Compression vasculaire : l’effet garrot en action
Suspendu au bras, l’élastique laisse des traces de compression qui rappellent celles d’un jean slim porté deux tailles trop petites, d’un soutien-gorge push-up ultra gainant ou de socquettes excessivement serrées. Il n’est nul besoin d’avoir obtenu un diplôme en médecine pour identifier les signes évidents d’un problème de circulation sanguine, particulièrement lorsque la marque sur la peau vire au violet et que les mains affichent la température d’un glaçon.
Le docteur Dhaval Bhanusali, dermatologue exerçant au Centre américain Hudson Dermatology & Laser Surgery situé à New York, a alerté sur cette pratique dans les colonnes du Huffpost. Il a précisé : « Réduire le flux sanguin d’une zone du corps – quelle qu’elle soit – n’est jamais idéal, en particulier pendant de longues périodes ».
En mimant une strangulation, l’accessoire coupe le trajet naturel du sang. En conséquence, l’irrigation sanguine ne s’achemine pas correctement vers toutes les extrémités des membres. Le poignet présente alors une pâleur anormale et devient nettement plus froid au toucher. Si ces symptômes visuels et thermiques s’accompagnent de picotements ou d’une sensation de fourmis, le retrait immédiat de la bande est impératif, car cela signifie que les nerfs sont en état de souffrance.
Implications sur la zone du canal carpien
D’un point de vue anatomique, le canal carpien prend la forme d’un tunnel situé à la face antérieure du poignet, soit exactement à son embouchure. Cette structure est indispensable pour assurer la mobilité de la main, permettant de l’agiter pour faire un « coucou » ou de s’emparer de divers objets. Bien que la génétique joue un rôle prépondérant dans l’apparition de douleurs à cet endroit, certains comportements augmentent l’exposition au syndrome du canal carpien.
Les individus passant leur journée à pianoter sur un clavier d’ordinateur sont particulièrement concernés, tout comme les personnes qui maintiennent une attache faisant office de garrot sur leur bras. Lorsque ce tunnel est touché, l’exécution de mouvements simples devient laborieuse. Des actions banales comme plier du linge ou remuer la pâte d’un gâteau demandent un effort supplémentaire.

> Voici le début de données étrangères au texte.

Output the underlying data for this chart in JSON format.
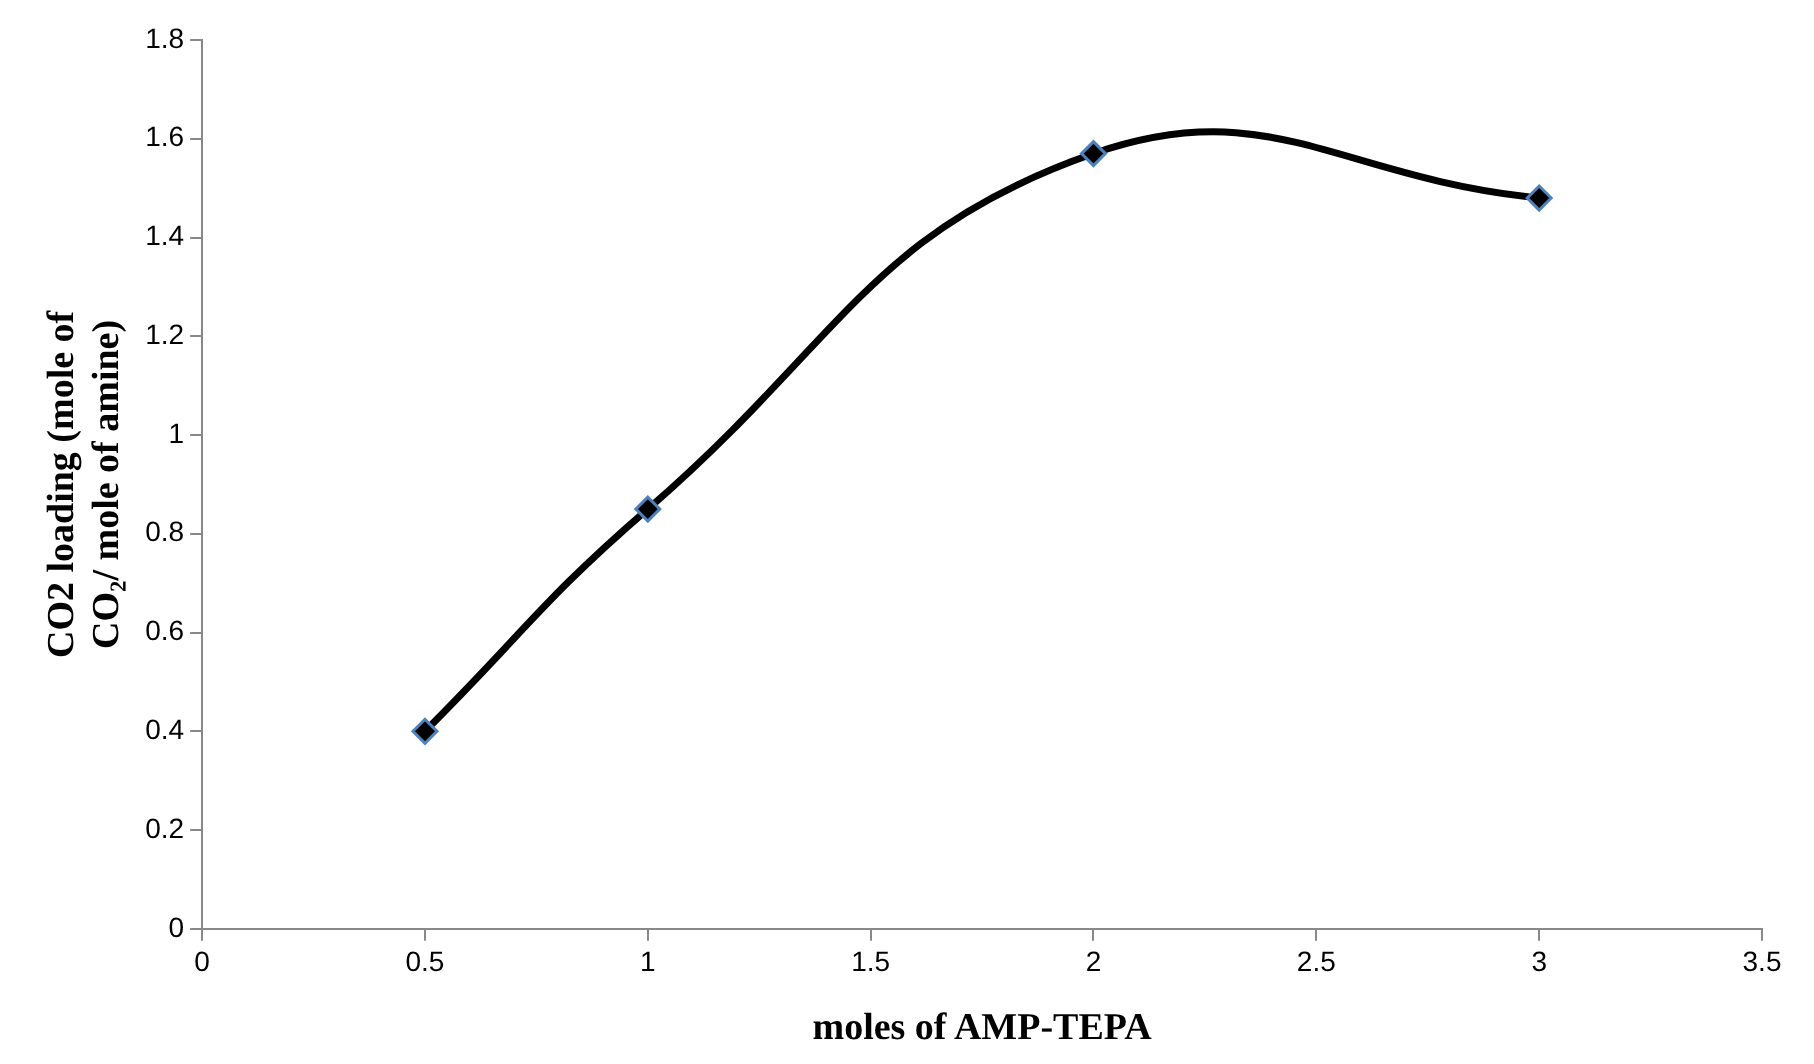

Cette atteinte s’accompagne d’une perte de force notable, au point que des objets considérés comme des poids plumes paraissent soudainement lourds à manipuler. Il convient toutefois de nuancer le propos concernant l’attache capillaire : un seul élastique, même sanglé autour de l’articulation, ne produit que des effets minimes sur cette partie spécifique du corps.
Des solutions alternatives alliant santé et élégance

Il n’est pour autant pas question de laisser sa chevelure faire sa loi en se délestant définitivement d’un accessoire qui conserve un réel intérêt au quotidien. Pour réaliser un véritable origami capillaire en toute sérénité et sans porter atteinte à sa santé, la solution réside dans la sélection de modèles alternatifs. L’option des chouchous XXL, confectionnés en soie ou en lin, est particulièrement recommandée car ils sont plus lâches et maintiennent une distance de sécurité adéquate avec la peau.
Ces modèles volumineux possèdent également une forte valeur esthétique. Plutôt que de les enfiler autour du bras, ils peuvent être suspendus à la fermeture d’un sac, se transformant ainsi en charm’s décoratif. Les attaches en forme de spirale constituent une autre voie moins agressive. Outre leur design ludique et enfantin, leur structure souple permet d’enlacer délicatement la zone articulaire au lieu de l’étrangler.
Enfin, l’utilisation d’un foulard se présente comme une alternative de choix. Bien que sa mise en place exige un peu plus de technicité, il peut être accroché à la anse d’un sac à main. Il suffit alors de le dégainer avec élégance, adoptant ainsi le style des expertes de la dolce vita.